Another of Mobarakeh Steel’s subsidiaries, Hormozgan Steel Co (Hosco) currently has the capacity to produce 1.50 million tpy of slab, and is expected to double this by the beginning of 2020.
Considering that the local market for slabs in Iran is relatively small, the balance of slabs is anticipated to be funneled to the export market.
Shrinking HRC exports
Another reason for higher slab exports from Iran this year is the drop in HRC export volumes, which has been driven by anti-dumping cases in Europe and in Thailand, as well stronger domestic demand.
The restrictions on HRC exports to the EU gave Iran a significant spur to ramp up its slab export volumes to Europe.
“The market for semi-finished steel is not protected even in Europe, and HRC exports may be replaced by slab and billet,” one source said.
The EC concluded its investigation into HRC imports in October this year by imposing fixed charges of €17.60-96.50 ($20.66-113.29) per tonne as a trade defence measure against HRC originating from four countries. Iran received a fixed charge of €57.50 ($68) per tonne.
Meanwhile, Thailand set a definitive duty of 7.25% for Mobarakeh Steel products in May, while the duty for other Iranian producers stands at 38.27%.
The cases led to an 80% year-on-year fall in total Iranian HRC exports, which dropped to 156,000 tonnes in the first half of the current Iranian year, according to Iranian Mines & Mining Industries Development & Renovation Organization (Imidro).
The consumption of HRC in Iran’s domestic market rose by 13% year-on-year to 4.05 million tonnes, from March 21 to September 22, 2017 .
The higher flat steel usage primarily refers to the rise in auto production, alongside steel pipe and profile manufacturing.
Pros and cons
The growth of Iranian slab export volumes is supported by one undeniable advantage: competitive prices, because Iranian slab exports are usually at least $10-15 lower than those from the CIS region and Brazil.
In late October, Iranian slab was heard traded to Taiwan at $465-470 per tonne fob, which would be equivalent to $490-495 per tonne cfr including the cost of finance and freight.
In comparison, the workable level for CIS-origin slab to Taiwan was $500-505 per tonne cfr at the same time, according to market participants, with Metal Bulletin’s price assessment at $485-490 per tonne fob Black Sea.
Metal Bulletin’s price assessment for Brazilian slab exports in late October was $470-485 per tonne fob.
However, not all the trade sanctions against Iran have been lifted, despite the nuclear deal between Iran, the United Nations Security Council and the EU , which came into force in January 2016.
Crucially, sanctions remain in the United States, which means companies or individuals there cannot engage in US-dollar transactions with Iranian counterparts as such deals must pass through the US banking system.
But despite the US sanctions, deals are still being concluded.

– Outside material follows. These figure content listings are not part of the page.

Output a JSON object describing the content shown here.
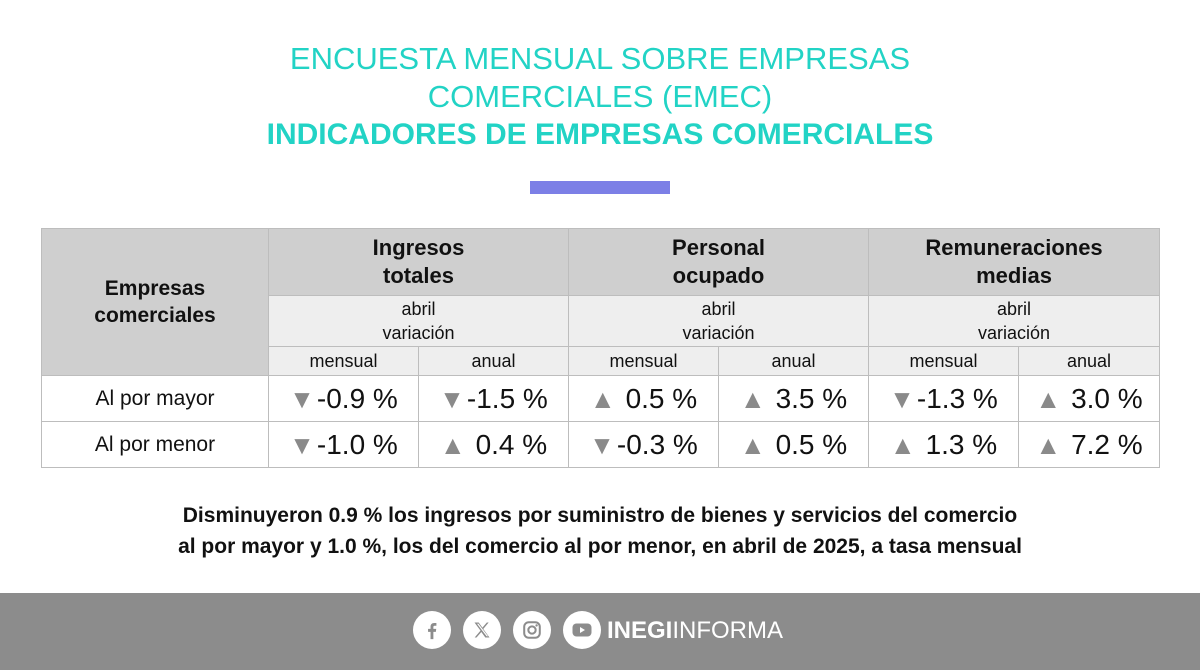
{
  "header": {
    "title_line1": "ENCUESTA MENSUAL SOBRE EMPRESAS",
    "title_line2": "COMERCIALES (EMEC)",
    "subtitle": "INDICADORES DE EMPRESAS COMERCIALES"
  },
  "colors": {
    "title": "#22d3c5",
    "accent_bar": "#7c7fe6",
    "header_bg": "#cfcfcf",
    "subheader_bg": "#eeeeee",
    "arrow": "#8a8a8a",
    "footer_bg": "#8c8c8c"
  },
  "table": {
    "corner_label_line1": "Empresas",
    "corner_label_line2": "comerciales",
    "groups": [
      {
        "line1": "Ingresos",
        "line2": "totales"
      },
      {
        "line1": "Personal",
        "line2": "ocupado"
      },
      {
        "line1": "Remuneraciones",
        "line2": "medias"
      }
    ],
    "period_line1": "abril",
    "period_line2": "variación",
    "subheads": [
      "mensual",
      "anual"
    ],
    "rows": [
      {
        "label": "Al por mayor",
        "cells": [
          {
            "dir": "down",
            "arrow": "▼",
            "text": "-0.9 %"
          },
          {
            "dir": "down",
            "arrow": "▼",
            "text": "-1.5 %"
          },
          {
            "dir": "up",
            "arrow": "▲",
            "text": "0.5 %"
          },
          {
            "dir": "up",
            "arrow": "▲",
            "text": "3.5 %"
          },
          {
            "dir": "down",
            "arrow": "▼",
            "text": "-1.3 %"
          },
          {
            "dir": "up",
            "arrow": "▲",
            "text": "3.0 %"
          }
        ]
      },
      {
        "label": "Al por menor",
        "cells": [
          {
            "dir": "down",
            "arrow": "▼",
            "text": "-1.0 %"
          },
          {
            "dir": "up",
            "arrow": "▲",
            "text": "0.4 %"
          },
          {
            "dir": "down",
            "arrow": "▼",
            "text": "-0.3 %"
          },
          {
            "dir": "up",
            "arrow": "▲",
            "text": "0.5 %"
          },
          {
            "dir": "up",
            "arrow": "▲",
            "text": "1.3 %"
          },
          {
            "dir": "up",
            "arrow": "▲",
            "text": "7.2 %"
          }
        ]
      }
    ]
  },
  "footnote": {
    "line1": "Disminuyeron 0.9 % los ingresos por suministro de bienes y servicios del comercio",
    "line2": "al por mayor y 1.0 %, los del comercio al por menor, en abril de 2025, a tasa mensual"
  },
  "footer": {
    "icons": [
      "facebook-icon",
      "x-icon",
      "instagram-icon",
      "youtube-icon"
    ],
    "brand_bold": "INEGI",
    "brand_regular": "INFORMA"
  }
}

Trading firms - especially a few companies based in Dubai as well as some in European countries such as Germany and Austria - buy directly from Iranian mills. They usually make advanced payments of 10-20% of the total value of the contract, although some Iranian mills may ask for as much as a 30% down payment before concluding an export sale.
Buyers can then either open a letter of credit (L/C) in euros or, preferably, make a telegraphic transfer (T/T) in euros to the trading company.
Other currencies, such as the UK’s pound sterling, Japanese yen or even the UAE’s dirham, can also be accepted depending on the trading company involved.
After the shipment is made, a bill of lading (B/L) is sent to the buyer, who then needs to pay the remaining value. The balance can be also paid upon receipt of the cargo, depending on the trading company.
The key element of such transactions is that Iran is never mentioned in the sales contract or the B/L.
The cargo is loaded in a vessel in Iran, but the ship first goes to a nearby country, such as the UAE, before it heading off. The B/L will have either this country or the ‘Arabian Gulf’ or ‘Persian Gulf’ stated as the origin of the cargo.
Despite these hurdles more buyers are warming to the idea of purchasing Iranian material.
And even when they do not, they are using Iranian material as leverage when negotiating prices.